I have never refused to accompany him on these trips back to see the gang, but this time when he glumly announced he needed to go back over President's Weekend, I said I'd make the reservations, pack his bags and see him when he got back. So long sweetie. Watch out for the spiders.

Of course, that lasted about two weeks at which time I caved in and said I'd go with him after all. The words hadn't gotten completey out of my mouth before he accepted, started making plans for where we could have lunch while there and I started regretting them. Oh well, for better or worse and all that. So, a week from Saturday, we're off to the bright lights of Annapolis and the Basement of Despair. I predict a lot of blogging while I'm there, bitter, bitter blogging.

Where is that goddam justice?

5 comments:

  1. Goodness...this reads like Eudora Welty (I half expect to hear a "Poppadaddy" )....
    mixed with a bit of Poe
    ("necrified" indeed)!

    Genius.

    ReplyDelete
  2. I was thinking Williams (Tennessee, not Andy) with a little Hieronymus Bosch for color.

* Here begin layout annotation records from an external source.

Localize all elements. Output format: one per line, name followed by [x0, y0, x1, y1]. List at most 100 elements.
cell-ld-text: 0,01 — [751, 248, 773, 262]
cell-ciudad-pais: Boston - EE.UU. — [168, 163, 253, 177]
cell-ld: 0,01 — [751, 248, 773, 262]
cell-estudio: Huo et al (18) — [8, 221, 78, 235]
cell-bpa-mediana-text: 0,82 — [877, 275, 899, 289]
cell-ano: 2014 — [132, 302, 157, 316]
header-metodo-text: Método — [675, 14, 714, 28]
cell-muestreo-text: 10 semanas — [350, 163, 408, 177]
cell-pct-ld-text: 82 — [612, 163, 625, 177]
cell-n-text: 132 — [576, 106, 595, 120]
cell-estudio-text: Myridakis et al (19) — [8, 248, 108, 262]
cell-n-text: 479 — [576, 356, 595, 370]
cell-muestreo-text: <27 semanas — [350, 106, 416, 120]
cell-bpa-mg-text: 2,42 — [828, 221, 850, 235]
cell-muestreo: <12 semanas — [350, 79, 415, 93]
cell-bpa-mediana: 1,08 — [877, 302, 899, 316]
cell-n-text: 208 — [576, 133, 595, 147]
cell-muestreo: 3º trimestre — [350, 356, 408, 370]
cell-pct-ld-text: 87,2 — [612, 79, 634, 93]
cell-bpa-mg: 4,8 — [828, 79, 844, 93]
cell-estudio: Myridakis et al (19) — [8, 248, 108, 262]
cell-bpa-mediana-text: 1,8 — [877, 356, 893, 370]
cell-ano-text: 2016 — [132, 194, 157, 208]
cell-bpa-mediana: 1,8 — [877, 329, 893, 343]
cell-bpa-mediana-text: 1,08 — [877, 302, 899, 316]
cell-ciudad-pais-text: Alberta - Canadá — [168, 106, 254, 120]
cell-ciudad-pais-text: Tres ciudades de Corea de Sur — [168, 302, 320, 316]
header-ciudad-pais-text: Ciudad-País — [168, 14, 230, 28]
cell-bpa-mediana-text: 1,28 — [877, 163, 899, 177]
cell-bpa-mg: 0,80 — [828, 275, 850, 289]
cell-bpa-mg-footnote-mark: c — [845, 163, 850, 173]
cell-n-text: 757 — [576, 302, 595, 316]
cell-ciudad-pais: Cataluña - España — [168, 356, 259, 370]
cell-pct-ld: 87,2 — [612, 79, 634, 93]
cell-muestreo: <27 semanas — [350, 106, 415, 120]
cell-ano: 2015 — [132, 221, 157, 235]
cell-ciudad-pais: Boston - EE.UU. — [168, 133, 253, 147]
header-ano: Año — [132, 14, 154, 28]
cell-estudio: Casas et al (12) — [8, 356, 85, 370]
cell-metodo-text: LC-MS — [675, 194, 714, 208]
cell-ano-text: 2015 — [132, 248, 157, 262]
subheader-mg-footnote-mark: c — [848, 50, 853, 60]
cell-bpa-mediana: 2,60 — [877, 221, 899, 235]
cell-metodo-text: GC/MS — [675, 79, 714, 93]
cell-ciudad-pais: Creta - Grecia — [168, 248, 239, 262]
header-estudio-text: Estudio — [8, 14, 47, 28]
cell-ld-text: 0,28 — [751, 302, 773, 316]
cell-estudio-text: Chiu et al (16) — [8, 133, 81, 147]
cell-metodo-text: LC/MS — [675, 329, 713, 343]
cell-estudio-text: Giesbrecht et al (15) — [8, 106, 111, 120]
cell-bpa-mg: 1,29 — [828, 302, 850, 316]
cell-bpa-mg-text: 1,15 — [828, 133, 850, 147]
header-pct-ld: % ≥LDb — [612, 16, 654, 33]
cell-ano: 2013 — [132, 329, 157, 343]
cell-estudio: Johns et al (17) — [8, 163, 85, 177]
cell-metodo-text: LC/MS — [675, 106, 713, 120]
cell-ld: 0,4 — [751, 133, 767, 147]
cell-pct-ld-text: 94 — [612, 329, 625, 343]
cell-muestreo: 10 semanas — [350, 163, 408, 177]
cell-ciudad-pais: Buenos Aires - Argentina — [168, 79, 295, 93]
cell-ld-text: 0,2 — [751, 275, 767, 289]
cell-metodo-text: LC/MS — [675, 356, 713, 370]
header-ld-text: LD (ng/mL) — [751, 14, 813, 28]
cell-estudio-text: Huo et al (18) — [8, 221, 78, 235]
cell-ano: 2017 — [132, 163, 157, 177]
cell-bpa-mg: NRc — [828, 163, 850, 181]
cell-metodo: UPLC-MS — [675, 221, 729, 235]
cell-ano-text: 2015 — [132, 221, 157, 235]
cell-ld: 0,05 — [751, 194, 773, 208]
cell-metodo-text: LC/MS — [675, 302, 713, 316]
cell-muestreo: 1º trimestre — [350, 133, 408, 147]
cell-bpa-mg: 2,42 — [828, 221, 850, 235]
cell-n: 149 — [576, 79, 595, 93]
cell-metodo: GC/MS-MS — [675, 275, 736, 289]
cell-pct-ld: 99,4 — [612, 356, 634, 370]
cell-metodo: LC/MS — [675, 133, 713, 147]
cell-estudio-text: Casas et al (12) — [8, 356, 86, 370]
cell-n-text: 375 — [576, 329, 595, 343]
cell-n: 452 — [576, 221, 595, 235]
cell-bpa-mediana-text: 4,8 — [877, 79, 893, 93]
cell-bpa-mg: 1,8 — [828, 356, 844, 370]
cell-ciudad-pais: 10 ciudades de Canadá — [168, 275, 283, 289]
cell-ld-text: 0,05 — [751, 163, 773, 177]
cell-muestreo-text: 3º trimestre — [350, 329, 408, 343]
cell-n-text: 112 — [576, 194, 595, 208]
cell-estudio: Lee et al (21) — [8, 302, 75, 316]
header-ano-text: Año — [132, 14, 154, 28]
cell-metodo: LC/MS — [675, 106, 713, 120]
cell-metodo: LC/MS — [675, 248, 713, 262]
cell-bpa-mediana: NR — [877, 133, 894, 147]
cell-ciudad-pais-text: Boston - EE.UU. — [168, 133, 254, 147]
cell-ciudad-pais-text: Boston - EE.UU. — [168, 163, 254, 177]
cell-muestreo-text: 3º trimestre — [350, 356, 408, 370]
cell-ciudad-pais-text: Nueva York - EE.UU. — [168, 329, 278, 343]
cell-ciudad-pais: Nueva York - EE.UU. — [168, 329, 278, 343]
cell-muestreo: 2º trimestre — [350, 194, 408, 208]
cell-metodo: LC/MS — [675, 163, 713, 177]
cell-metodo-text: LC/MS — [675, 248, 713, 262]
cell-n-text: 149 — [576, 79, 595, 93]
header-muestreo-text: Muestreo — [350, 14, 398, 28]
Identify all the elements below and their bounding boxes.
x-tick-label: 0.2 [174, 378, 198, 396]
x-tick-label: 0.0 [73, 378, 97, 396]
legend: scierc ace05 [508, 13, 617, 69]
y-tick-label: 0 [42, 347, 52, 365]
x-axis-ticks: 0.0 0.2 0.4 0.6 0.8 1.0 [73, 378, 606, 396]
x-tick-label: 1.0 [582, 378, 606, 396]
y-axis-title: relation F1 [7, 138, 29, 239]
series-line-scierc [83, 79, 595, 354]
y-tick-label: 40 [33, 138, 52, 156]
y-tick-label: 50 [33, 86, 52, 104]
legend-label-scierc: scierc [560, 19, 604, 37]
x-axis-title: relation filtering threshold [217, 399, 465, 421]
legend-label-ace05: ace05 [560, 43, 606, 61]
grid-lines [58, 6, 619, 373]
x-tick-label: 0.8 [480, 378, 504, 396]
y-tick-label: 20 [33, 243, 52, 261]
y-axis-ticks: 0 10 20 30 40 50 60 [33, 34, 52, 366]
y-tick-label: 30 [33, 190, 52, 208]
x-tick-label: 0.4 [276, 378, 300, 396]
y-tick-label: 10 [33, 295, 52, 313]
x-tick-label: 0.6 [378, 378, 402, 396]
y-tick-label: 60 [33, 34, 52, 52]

    Sorry in advance. Make the most of it. In fact, just be a big ol' bitch---what are they gonna do about it?

    ReplyDelete
  3. You're a trooper Mr. Peenee. NO doubt the R Man needs your support.

    How is it that curmudgeons the world over somehow convince the loveliest women to marry them?

    ReplyDelete
  4. beats me. Curmudgeonly love: it has no explanation

    ReplyDelete
  5. I never thought that I would find someone with worse in-law troubles than myself, but Honey, you win!